Since a lot of useful signals (locally smooth, bumpy or wiggling) can be seen as piecewise regular, some wavelets are not so bad at providing a sparse or a compressible representation of them. In other words, a few coefficients in a judicious basis or frame can closely reproduce the original data. This was exemplified in: Adaptive wavelet thresholding for image denoising and compression, Chang, S. G. and Yu, B. and Vetterli, M., 2000, IEEE transactions on Image Processing:
The first part of this paper proposes an adaptive, data-driven threshold for image denoising via wavelet soft-thresholding. The threshold is derived in a Bayesian framework, and the prior used on the wavelet coefficients is the generalized Gaussian distribution (GGD) widely used in image processing applications.
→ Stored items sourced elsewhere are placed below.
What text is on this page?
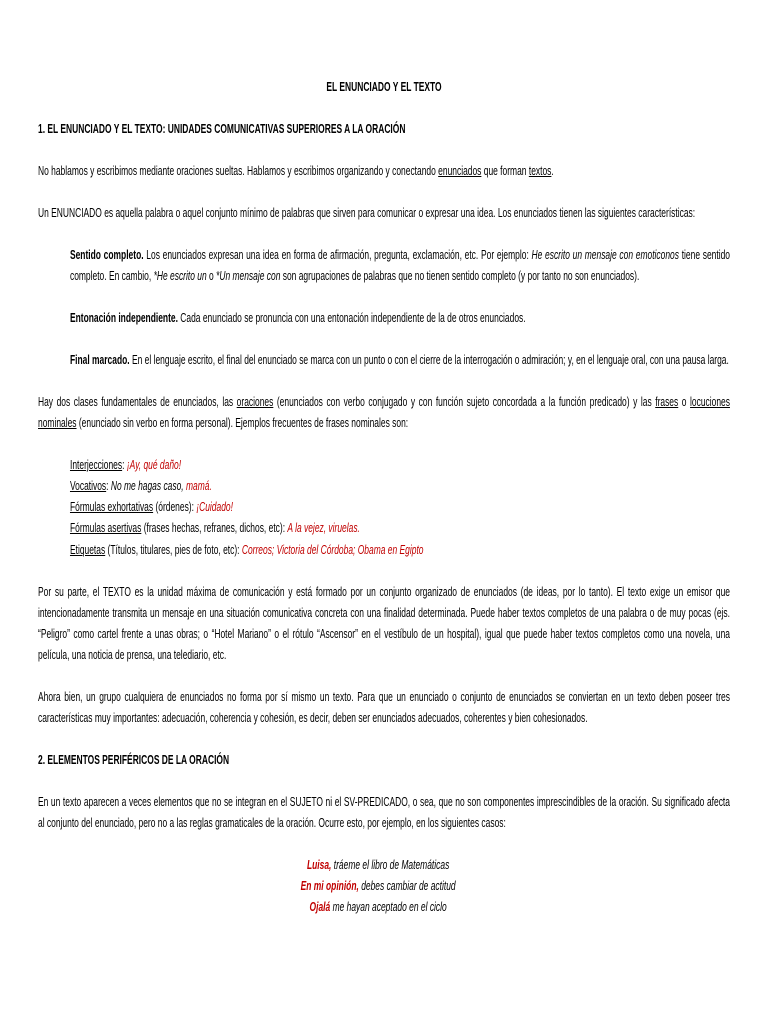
EL ENUNCIADO Y EL TEXTO
1. EL ENUNCIADO Y EL TEXTO: UNIDADES COMUNICATIVAS SUPERIORES A LA ORACIÓN

No hablamos y escribimos mediante oraciones sueltas. Hablamos y escribimos organizando y conectando enunciados que forman textos.

Un ENUNCIADO es aquella palabra o aquel conjunto mínimo de palabras que sirven para comunicar o expresar una idea. Los enunciados tienen las siguientes características:

Sentido completo. Los enunciados expresan una idea en forma de afirmación, pregunta, exclamación, etc. Por ejemplo: He escrito un mensaje con emoticonos tiene sentido completo. En cambio, *He escrito un o *Un mensaje con son agrupaciones de palabras que no tienen sentido completo (y por tanto no son enunciados).

Entonación independiente. Cada enunciado se pronuncia con una entonación independiente de la de otros enunciados.

Final marcado. En el lenguaje escrito, el final del enunciado se marca con un punto o con el cierre de la interrogación o admiración; y, en el lenguaje oral, con una pausa larga.

Hay dos clases fundamentales de enunciados, las oraciones (enunciados con verbo conjugado y con función sujeto concordada a la función predicado) y las frases o locuciones nominales (enunciado sin verbo en forma personal). Ejemplos frecuentes de frases nominales son:

Interjecciones: ¡Ay, qué daño!
Vocativos: No me hagas caso, mamá.
Fórmulas exhortativas (órdenes): ¡Cuidado!
Fórmulas asertivas (frases hechas, refranes, dichos, etc): A la vejez, viruelas.
Etiquetas (Títulos, titulares, pies de foto, etc): Correos; Victoria del Córdoba; Obama en Egipto

Por su parte, el TEXTO es la unidad máxima de comunicación y está formado por un conjunto organizado de enunciados (de ideas, por lo tanto). El texto exige un emisor que intencionadamente transmita un mensaje en una situación comunicativa concreta con una finalidad determinada. Puede haber textos completos de una palabra o de muy pocas (ejs. “Peligro” como cartel frente a unas obras; o “Hotel Mariano” o el rótulo “Ascensor” en el vestíbulo de un hospital), igual que puede haber textos completos como una novela, una película, una noticia de prensa, una telediario, etc.

Ahora bien, un grupo cualquiera de enunciados no forma por sí mismo un texto. Para que un enunciado o conjunto de enunciados se conviertan en un texto deben poseer tres características muy importantes: adecuación, coherencia y cohesión, es decir, deben ser enunciados adecuados, coherentes y bien cohesionados.

2. ELEMENTOS PERIFÉRICOS DE LA ORACIÓN

En un texto aparecen a veces elementos que no se integran en el SUJETO ni el SV-PREDICADO, o sea, que no son componentes imprescindibles de la oración. Su significado afecta al conjunto del enunciado, pero no a las reglas gramaticales de la oración. Ocurre esto, por ejemplo, en los siguientes casos:

Luisa, tráeme el libro de Matemáticas
En mi opinión, debes cambiar de actitud
Ojalá me hayan aceptado en el ciclo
The proposed threshold is simple and closed-form, and it is adaptive to each subband because it depends on data-driven estimates of the parameters. Experimental results show that the proposed method, called BayesShrink, is typically within 5% of the MSE of the best soft-thresholding benchmark with the image assumed known. It also outperforms SureShrink (Donoho and Johnstone 1994, 1995; Donoho 1995) most of the time. The second part of the paper attempts to further validate claims that lossy compression can be used for denoising. The BayesShrink threshold can aid in the parameter selection of a coder designed with the intention of denoising, and thus achieving simultaneous denoising and compression. Specifically, the zero-zone in the quantization step of compression is analogous to the threshold value in the thresholding function. The remaining coder design parameters are chosen based on a criterion derived from Rissanen's minimum description length (MDL) principle. Experiments show that this compression method does indeed remove noise significantly, especially for large noise power. However, it introduces quantization noise and should be used only if bitrate were an additional concern to denoising.
Keeping the highest coefficients from a wavelet basis or frame can be efficient to denoise images. I usually call that "concentration" or "condensation" of the data into a subset of values. But to go beyond that for compression, here is a catch. To REALLY compress, we also need to:
- record the 2D spatial location of the kept wavelet coefficients, which can triple the storage need for a coefficient (because you story the value above the threshold, and the two $(x,y)$ coordinates)
- keep only the necessary bits, which is related to quantization
- use the residual redundancy on the thresholded/quantized coefficients and locations, which is called coding or encoding.
Hence, image denoising does not really compress. But an image compression algorithm (like JPEG 2000), which quantizes values in a magnitude order, and stops at some appropriate level, can actually denoise data that contains noise (noisy images, seismic data, engine experiments in my experience).
So the counter-intuitive statement is: if the data is structured and somewhat noisy, careful compression can indeed denoise it.